One of Stevens' Freedom Riders series was selected to illustrate the 1961 Freedom Riders in a 2005 panel of United States postage stamps called, "To Form a More Perfect Union." The panel of 37 cent stamps commemorated ten major milestones of the Civil Rights Movement with artwork from different artists.

Her solo exhibition in 2006 at the Minneapolis Institute of Art traveled to Springfield Museum of Art, MO and National Museum of Women in the Arts, Washington, DC. Stevens’ work is in numerous museum collections, including the British Museum, the Brooklyn Museum, the Cleveland Museum, The Fogg Art Museum, the Metropolitan Museum of Art, the Museum of Fine Arts, Boston, The Museum of Modern Art, New York, National Academy of Design, NY, National Museum of Women in the Arts, San Francisco Museum of Modern Art, Hood Museum of Art at Dartmouth College, and Whitney Museum of American Art.
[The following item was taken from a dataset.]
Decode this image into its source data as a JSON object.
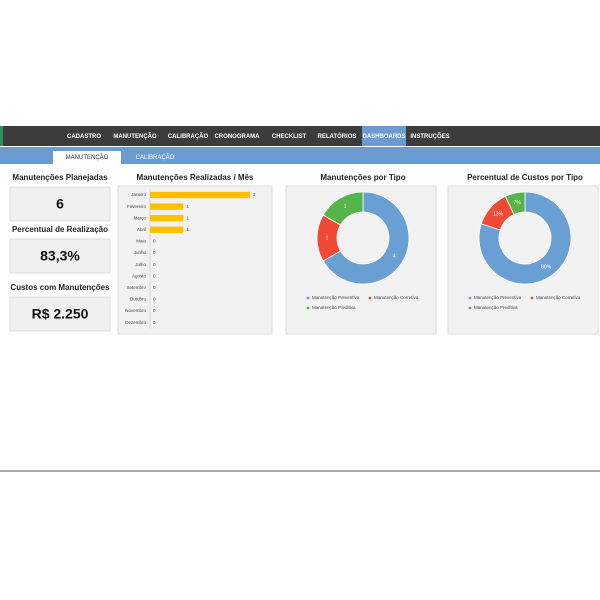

Stevens' work was included in the 2022 exhibition Women Painting Women at the Modern Art Museum of Fort Worth.

In 2023, the MassArt Art Museum (MAAM), at the Massachusetts College of Art and Design in Boston, opened May Stevens: My Mothers, a major career retrospective after the artist's passing in 2019. The show explored Stevens's interest in portraying her mother in juxtaposition with the image of Polish-German activist Rosa Luxemburg.